La contestation des amendes de stationnement pourrait exploser

Elle était déjà débordée. Elle pourrait bientôt saturer. Ce sont les conséquences de la récente décision du Conseil constitutionnel sur le fonctionnement de la commission du contentieux du stationnement payant (CCSP), cette toute jeune juridiction qui, installée à Limoges en Haute-Vienne, est en charge de toutes les contestations de nos «PV» de stationnement en France.

En abrogeant une seule disposition de la procédure permettant de s’opposer au paiement de la sanction, les Sages, en effet, n’ont pas fait que rendre le droit. Ils viennent de faire sauter un verrou qui ouvre la porte à un raz-de-marée de contestations.

Le 9 septembre dernier, ils ont estimé que subordonner la recevabilité du recours au paiement préalable de l’amende, comme cela était jusqu’ici indiqué par les textes, est contraire à la Constitution.

«Le législateur n’a pas prévu les garanties de nature à assurer que l’exigence de paiement préalable ne porte pas d’atteinte substantielle au droit d’exercer un recours juridictionnel effectif.
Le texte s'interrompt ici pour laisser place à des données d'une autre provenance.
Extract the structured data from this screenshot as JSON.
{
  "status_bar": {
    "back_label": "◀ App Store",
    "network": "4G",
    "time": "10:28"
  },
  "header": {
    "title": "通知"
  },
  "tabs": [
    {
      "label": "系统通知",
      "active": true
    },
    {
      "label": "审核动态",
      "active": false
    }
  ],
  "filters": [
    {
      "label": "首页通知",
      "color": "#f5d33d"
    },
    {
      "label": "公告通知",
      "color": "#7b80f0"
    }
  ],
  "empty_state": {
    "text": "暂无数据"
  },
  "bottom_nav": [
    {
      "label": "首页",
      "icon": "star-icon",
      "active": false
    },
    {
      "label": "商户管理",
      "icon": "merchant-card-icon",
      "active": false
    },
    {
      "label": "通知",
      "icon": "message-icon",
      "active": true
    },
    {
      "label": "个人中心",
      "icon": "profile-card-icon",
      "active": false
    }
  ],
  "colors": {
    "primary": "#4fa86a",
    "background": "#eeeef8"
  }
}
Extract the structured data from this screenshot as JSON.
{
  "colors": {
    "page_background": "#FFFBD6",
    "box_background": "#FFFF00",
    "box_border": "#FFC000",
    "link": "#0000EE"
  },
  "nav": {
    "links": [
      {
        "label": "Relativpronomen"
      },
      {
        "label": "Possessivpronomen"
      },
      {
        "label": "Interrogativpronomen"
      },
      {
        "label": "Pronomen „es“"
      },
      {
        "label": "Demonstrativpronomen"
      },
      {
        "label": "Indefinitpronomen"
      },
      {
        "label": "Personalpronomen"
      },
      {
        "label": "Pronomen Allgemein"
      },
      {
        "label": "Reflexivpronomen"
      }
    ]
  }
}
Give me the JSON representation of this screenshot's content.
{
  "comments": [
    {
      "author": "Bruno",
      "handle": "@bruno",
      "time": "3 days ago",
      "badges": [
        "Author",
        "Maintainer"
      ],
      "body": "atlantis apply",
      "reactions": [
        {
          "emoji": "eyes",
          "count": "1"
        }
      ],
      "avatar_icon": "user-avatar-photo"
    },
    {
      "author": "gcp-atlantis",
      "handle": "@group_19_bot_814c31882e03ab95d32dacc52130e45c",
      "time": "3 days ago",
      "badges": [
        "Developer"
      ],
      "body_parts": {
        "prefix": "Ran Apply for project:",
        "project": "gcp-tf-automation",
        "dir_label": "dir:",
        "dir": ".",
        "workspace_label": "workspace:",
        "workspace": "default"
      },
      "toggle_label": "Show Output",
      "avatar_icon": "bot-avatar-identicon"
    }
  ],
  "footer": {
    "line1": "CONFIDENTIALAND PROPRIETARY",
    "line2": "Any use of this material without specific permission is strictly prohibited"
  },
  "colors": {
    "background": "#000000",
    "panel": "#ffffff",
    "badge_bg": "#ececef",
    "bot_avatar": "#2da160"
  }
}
Les dispositions contestées doivent donc être déclarées contraires à la Constitution», ont-ils ainsi écrit dans leur jugement, avant de poursuivre: «Cette déclaration d’inconstitutionnalité est applicable à toutes les affaires non jugées définitivement à la date de ce jour.»

Pour Me Rémy Josseaume, spécialiste du droit de l’automobile, ce jugement équivaut à une digue qui vient de sauter. «Dans le cadre de ce contentieux de masse où l’on dresse des millions d’amendes chaque année, l’obligation de payer au préalable avait été à dessein imposée pour dissuader les automobilistes de déposer des recours», dit-il, avant de poursuivre : «Cela a fonctionné: la plupart des usagers de la route n’allaient pas plus loin et renonçaient à recourir à une procédure de contestation par ailleurs incroyablement complexe et totalement dématérialisée.»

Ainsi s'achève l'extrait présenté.